Arga,lulusan S1 FK UI,lulusan terbaik. Tapi setelah lulus,dia malah ingin mengabdikan semuanya ke kiainya. Jadilah ia ustad juga pakar kesehatan di pondok almadaniy. Padahal,banyak sudah rumah sakit yang meliriknya dan menawarkannya beasiswa spesialis dan langsung bisa kerja di rumah sakit tersebut dengan gaji yang tidak sedikit. Tapi Arga menolak semua,bismillah,dia ingin memperbaiki agamanya. Sampai situ,Arga bercerita tentang dirinya.
Dan Neneng mulai cerita tentang kehidupannya di sekolah,juga teman2nya dan tidak lupa rohis kebanggaannya.

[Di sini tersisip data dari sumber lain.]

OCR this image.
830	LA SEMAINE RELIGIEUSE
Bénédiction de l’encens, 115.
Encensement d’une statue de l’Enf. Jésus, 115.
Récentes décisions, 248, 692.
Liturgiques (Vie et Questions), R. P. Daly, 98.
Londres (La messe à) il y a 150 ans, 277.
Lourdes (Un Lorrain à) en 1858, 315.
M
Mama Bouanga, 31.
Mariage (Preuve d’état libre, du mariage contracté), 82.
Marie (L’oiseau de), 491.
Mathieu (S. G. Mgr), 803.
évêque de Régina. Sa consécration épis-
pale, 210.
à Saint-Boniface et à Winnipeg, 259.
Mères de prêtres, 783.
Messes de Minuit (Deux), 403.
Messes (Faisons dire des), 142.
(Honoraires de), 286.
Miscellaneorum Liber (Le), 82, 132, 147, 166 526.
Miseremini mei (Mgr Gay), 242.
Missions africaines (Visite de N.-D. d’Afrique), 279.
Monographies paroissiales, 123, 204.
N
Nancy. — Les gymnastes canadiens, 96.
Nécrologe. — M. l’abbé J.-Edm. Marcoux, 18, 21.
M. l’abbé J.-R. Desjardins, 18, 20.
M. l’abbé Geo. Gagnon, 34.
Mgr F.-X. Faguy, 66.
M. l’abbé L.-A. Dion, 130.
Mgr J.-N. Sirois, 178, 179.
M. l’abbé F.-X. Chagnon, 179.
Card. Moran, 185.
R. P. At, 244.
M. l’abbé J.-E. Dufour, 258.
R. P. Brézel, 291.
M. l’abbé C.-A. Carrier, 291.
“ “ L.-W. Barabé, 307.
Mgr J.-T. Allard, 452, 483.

“Tapi,kok Maya nggak kamu ajak pake hijab juga? Bukannya apa,sayang saja,Maya itu masya ALLAH,jadi sayang kalau malah jadi santapan laki-laki nakal.” Sampai situ aku terkejut! Siapa dia? Soknya perhatian sampai bilang begitu. Kenal juga baru. Tapi kenapa dia,dari kata-nya barusan sebegitu inginnya Maya pake hijab sperti Neneng? Maya semakin lemas. Hatinya makin dipenuhi bunga2 cinta.
***
sebulan berlalu dari kejadian pesantren itu. Maya berusaha dengan sepenuh hatinya untuk melupaka Arga. Tapi sayang,Neneng tidak mendukung,di setiap waktu dia malah asyik berkata, “Iya,kata kak Arga…” semua makin mengingatkannya pada Arga,sosok lelaki yang baru membuka hatinya kembali. Maya tidak pernah cerita apapun perihal perasaan itu pada Neneng. Dia ingin menyimpannya sendiri,untuknya,tidak untuk yang lain.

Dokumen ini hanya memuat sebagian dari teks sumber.